Als sich am 29.01.2016 die Betroffene aus dem Bistum Würzburg an mich wandte, wusste ich noch nicht, dass es sich hierbei um einen Skandal handeln sollte, der die von Ihnen versprochene „Aufklärung“ sexuellen Missbrauchs durch Angehörige der katholischen Kirche auf einzigartige Weise  widerlegen würde.

Erst im Laufe  der Recherche wurde die Dimension  einer absolut scheinfrommen Vorgehensweise der Katholischen Kirche offensichtlich. Kircheninterne Akten, die belegen, wie die Katholische Kirche den Begriff "Aufklärung" definiert - und ihn zugleich missbraucht.

Der SPIEGEL enthüllt in der heutigen Ausgabe das, was dem Leser zugemutet werden kann.

Nicht nur die Brisanz der Inhalte des kircheninternen Materials, sondern auch der Umfang der Unterlagen ist bis dato einzigartig.

Erstmals ist es gelungen nachzuweisen, mit welch'  zweifelhaften Methoden,  auf welchen internen Wegen und über welche klerikale Beziehungen, mit welcher Kumpanei  versucht wurde, einen des schweren sexuellen Missbrauchs beschuldigten Kleriker zu schützen. Und dies über Jahre hinweg.  - Kein Wort an die Öffentlichkeit.  - So viel zu Ihrer versprochenen Transparenz.

Gleichzeitig, über denselben Zeitraum hinweg,  durchlebt die Betroffene erneut das Gefühl der Ohnmacht. Abermals scheint sie hilflos genau den Vertretern der Institution gegenüberzustehen, deren Angehöriger sich an ihr schwer vergangen haben soll.  Und dies 28 Jahre später. - Deutschland, im Jahr 2016.

Es handelt sich hierbei um einen Fall, den es übrigens offiziell gar nicht gibt. Bis heute – selbst mehrere Jahre nach der Anzeige der Vorwürfe  im Bistum Würzburg –  bleibt der Fall offiziell unerwähnt.  Auch die seit Jahren veröffentlichten Bilanzen, die das Bistum Würzburg bis vorgestern veröffentlichte, verschweigen diesen Vorwurf.   Was wiederum ein Beleg  dafür ist,   wie unglaubwürdig die "Statistiken" sind, die Sie die einzelnen Bistümer jährlich veröffentlichen lassen.. 

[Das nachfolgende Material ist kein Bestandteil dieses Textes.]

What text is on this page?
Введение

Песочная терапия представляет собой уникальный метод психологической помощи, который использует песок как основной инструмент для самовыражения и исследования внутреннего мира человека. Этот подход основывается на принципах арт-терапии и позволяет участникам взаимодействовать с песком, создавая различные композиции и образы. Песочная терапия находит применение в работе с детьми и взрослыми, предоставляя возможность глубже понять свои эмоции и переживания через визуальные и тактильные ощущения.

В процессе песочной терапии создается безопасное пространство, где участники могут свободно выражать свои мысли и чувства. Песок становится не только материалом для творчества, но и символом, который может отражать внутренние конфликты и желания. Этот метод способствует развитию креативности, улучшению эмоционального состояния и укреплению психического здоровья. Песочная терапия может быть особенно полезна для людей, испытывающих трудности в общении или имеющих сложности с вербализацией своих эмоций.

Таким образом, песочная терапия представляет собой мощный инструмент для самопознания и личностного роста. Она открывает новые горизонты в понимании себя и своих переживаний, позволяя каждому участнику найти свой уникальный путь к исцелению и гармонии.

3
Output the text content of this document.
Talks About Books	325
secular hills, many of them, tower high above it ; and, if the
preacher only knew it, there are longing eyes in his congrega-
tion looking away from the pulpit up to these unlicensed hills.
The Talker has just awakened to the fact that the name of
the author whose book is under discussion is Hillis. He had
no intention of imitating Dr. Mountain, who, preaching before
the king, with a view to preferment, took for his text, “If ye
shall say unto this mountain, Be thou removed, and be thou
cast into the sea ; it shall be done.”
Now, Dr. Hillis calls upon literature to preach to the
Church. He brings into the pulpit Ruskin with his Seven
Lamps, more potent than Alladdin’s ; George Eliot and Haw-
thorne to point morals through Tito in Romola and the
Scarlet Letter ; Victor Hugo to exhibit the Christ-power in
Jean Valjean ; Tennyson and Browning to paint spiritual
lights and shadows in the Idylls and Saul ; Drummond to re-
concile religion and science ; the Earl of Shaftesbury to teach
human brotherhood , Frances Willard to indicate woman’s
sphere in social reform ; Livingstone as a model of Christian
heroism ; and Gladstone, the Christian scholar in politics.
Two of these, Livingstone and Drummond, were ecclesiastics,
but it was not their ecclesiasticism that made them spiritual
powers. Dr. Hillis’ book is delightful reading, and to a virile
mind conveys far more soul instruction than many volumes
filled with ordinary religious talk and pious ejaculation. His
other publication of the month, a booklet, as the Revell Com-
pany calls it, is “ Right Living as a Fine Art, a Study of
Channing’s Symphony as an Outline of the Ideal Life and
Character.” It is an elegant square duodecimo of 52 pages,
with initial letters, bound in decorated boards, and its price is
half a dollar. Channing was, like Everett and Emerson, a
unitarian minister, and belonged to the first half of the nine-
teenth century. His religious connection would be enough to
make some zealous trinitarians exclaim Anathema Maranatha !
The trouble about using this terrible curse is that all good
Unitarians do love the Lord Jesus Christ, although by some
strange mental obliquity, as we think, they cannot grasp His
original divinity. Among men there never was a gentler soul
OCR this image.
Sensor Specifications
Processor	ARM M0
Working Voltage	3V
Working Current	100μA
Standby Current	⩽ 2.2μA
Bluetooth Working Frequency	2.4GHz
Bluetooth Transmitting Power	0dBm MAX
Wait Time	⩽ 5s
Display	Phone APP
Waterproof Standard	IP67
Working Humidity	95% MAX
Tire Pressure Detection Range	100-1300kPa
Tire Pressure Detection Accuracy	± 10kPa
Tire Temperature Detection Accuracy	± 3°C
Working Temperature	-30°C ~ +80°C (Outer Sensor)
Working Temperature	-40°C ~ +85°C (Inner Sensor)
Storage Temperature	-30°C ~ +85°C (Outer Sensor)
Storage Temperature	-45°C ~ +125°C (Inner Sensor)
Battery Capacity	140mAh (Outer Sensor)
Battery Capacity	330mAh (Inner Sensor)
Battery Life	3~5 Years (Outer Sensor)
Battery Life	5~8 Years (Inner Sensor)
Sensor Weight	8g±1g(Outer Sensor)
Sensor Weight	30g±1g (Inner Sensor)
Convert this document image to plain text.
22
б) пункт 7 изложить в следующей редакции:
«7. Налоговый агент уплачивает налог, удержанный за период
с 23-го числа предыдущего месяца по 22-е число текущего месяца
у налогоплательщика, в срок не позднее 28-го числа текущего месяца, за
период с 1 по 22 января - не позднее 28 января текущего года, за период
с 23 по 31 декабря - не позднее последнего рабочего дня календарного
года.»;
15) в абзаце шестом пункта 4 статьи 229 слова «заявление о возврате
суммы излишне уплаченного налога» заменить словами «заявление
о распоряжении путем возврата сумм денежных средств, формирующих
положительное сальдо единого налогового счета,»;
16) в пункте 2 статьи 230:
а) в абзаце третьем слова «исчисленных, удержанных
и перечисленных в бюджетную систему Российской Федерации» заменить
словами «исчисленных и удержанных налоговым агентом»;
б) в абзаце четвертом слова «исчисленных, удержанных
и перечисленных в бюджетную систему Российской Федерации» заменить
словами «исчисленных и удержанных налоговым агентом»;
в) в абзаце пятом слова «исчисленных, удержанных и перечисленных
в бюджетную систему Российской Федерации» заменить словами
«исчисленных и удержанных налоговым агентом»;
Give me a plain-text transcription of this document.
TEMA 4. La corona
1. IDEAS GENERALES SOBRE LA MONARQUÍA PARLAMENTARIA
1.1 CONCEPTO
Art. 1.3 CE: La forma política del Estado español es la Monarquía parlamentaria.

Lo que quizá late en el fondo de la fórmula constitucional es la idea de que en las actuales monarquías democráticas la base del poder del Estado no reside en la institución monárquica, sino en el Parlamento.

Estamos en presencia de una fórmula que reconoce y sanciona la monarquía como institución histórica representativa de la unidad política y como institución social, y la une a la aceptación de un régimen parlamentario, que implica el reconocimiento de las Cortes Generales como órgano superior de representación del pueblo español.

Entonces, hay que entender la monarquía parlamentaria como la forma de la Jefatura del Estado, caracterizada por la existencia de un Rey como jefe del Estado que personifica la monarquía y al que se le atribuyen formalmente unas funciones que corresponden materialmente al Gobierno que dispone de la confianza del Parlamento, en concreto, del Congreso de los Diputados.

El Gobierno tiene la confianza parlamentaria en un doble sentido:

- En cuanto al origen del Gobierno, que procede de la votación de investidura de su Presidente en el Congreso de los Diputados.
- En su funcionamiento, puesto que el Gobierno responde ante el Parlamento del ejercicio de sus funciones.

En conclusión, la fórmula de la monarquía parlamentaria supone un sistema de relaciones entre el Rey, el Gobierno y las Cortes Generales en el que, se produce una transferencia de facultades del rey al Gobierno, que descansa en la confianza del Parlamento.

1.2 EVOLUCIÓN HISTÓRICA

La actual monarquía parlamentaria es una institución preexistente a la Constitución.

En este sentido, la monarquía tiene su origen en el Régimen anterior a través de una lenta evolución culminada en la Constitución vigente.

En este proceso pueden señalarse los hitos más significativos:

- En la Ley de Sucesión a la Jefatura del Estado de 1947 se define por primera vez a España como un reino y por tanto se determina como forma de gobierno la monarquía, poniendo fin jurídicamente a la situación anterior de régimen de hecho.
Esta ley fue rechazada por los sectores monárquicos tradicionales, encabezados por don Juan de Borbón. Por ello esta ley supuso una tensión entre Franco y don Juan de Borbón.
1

Bischof Ackermann! Seit Jahren bemühen Sie sich angeblich - stellvertretend für die Katholische Kirche in Deutschland - verzweifelt darum,  Glaubhaftigkeit und Vertrauen zurückzugewinnen, für dessen Verlust Sie bis heute einzig und allein die Täter verantwortlich machen.

Doch waren es tatsächlich nur die Täter und ihre damaligen Verbrechen, die an uns begangen wurden, die es zur Verantwortung zu ziehen gilt? Müssen nicht auch diejenigen zur Verantwortung gezogen werden,  die davon wussten und bis heute schweigen? Diejenigen, die ihren Bischöfen in ihren Gelübden Gehorsam versprachen  - einschließlich dem Gebot der auferlegten Schweigepflicht? Und wie sieht es mit denen aus, die offensichtlich vertuschen? Die, die alles daran setzen, dass die Öffentlichkeit nichts von dem Versagen erfährt?  Wo endet die Fürsorgepflicht den eigenen Priestern gegenüber? Und wo beginnt der Täterschutz und die Vertuschung?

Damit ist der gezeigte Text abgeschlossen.